El teatro no cuenta una historia, como hacen las novelas. La representa, la mima, la finge, la encarna, la vive. Es, de todos los géneros que se proponen crear una ilusión de vida, el que está más cerca de la vida de verdad, sin las mediaciones que a los otros (la palabra, la imagen), no importa cuán admirables sean, los mantiene a raya, sin permitirles salvar esa frontera que los separa de la vida real, de la vida vivida.

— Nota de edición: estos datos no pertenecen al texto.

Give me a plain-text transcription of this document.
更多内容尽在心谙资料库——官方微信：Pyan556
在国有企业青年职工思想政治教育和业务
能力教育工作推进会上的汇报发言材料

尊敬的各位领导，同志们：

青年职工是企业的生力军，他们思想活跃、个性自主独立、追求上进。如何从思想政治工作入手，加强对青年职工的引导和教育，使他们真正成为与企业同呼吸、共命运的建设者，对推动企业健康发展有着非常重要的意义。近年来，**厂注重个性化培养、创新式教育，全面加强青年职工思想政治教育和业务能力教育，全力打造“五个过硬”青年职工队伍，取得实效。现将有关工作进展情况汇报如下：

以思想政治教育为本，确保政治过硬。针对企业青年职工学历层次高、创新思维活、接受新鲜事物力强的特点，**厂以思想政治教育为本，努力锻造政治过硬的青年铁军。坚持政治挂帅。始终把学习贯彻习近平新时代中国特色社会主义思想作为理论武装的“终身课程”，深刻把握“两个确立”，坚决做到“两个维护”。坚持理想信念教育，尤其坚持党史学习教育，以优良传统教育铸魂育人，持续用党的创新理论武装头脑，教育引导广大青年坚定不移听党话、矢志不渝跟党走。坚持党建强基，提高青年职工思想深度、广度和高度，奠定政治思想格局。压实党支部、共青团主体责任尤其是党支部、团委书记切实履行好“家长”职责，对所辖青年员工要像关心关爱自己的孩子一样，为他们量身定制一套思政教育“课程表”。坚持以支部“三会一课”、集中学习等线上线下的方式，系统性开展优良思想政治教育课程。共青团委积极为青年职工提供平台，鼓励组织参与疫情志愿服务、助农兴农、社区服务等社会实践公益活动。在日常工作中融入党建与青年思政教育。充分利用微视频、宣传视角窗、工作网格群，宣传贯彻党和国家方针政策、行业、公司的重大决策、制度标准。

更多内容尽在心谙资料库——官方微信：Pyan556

El teatro es vida y ficción, ficción que es vida. Reproduce de ésta en un escenario lo más específico que ella tiene, su fugacidad en ese tiempo que, a la vez que le da actualidad y presencia, animación y energía, la va aniquilando, convirtiendo en memoria, en ese pasado que todo lo afantasma. Que exista un texto al que la actuación de los actores deba ajustarse no altera en absoluto esta condición: no hay dos representaciones idénticas y, aunque lo fueran, cada una de ellas sería vivida por quienes la representan de manera única e irrepetible, como se viven los amores, desgracias y demás ocurrencias por las gentes comunes y corrientes en la vida diaria.

Pero aquello que ocurre en un escenario no es sólo fugaz y actual; también es esencial. En una obra de teatro lograda, como en un poema perfecto, nada falta y nada sobra, todo es imprescindible, tal un órgano neurálgico en un cuerpo humano o cualquiera de las piedras que, al ser retirada, provocaría el desplome de un edificio. Esas características no son gratuitas, pero tampoco son condicionantes y permiten que la historia que se representa en el espacio mágico de un escenario lo sea todo: realista o simbólica, fantástica, psicológica, épica o mero espectáculo sin argumento como los espectáculos-provocación de los surrealistas o los happenings de moda en los años sesenta. Que, a diferencia de lo que sucede en las novelas, en las que es imprescindible que haya elementos prescindibles, en una obra de teatro todo sea esencial significa que un texto dramático es siempre un iceberg, nada más que un fragmento visible de una historia a través del cual percibimos, intuimos o adivinamos un contexto infinitamente más rico, complejo y diverso que el que vislumbran los oídos y los ojos del espectador.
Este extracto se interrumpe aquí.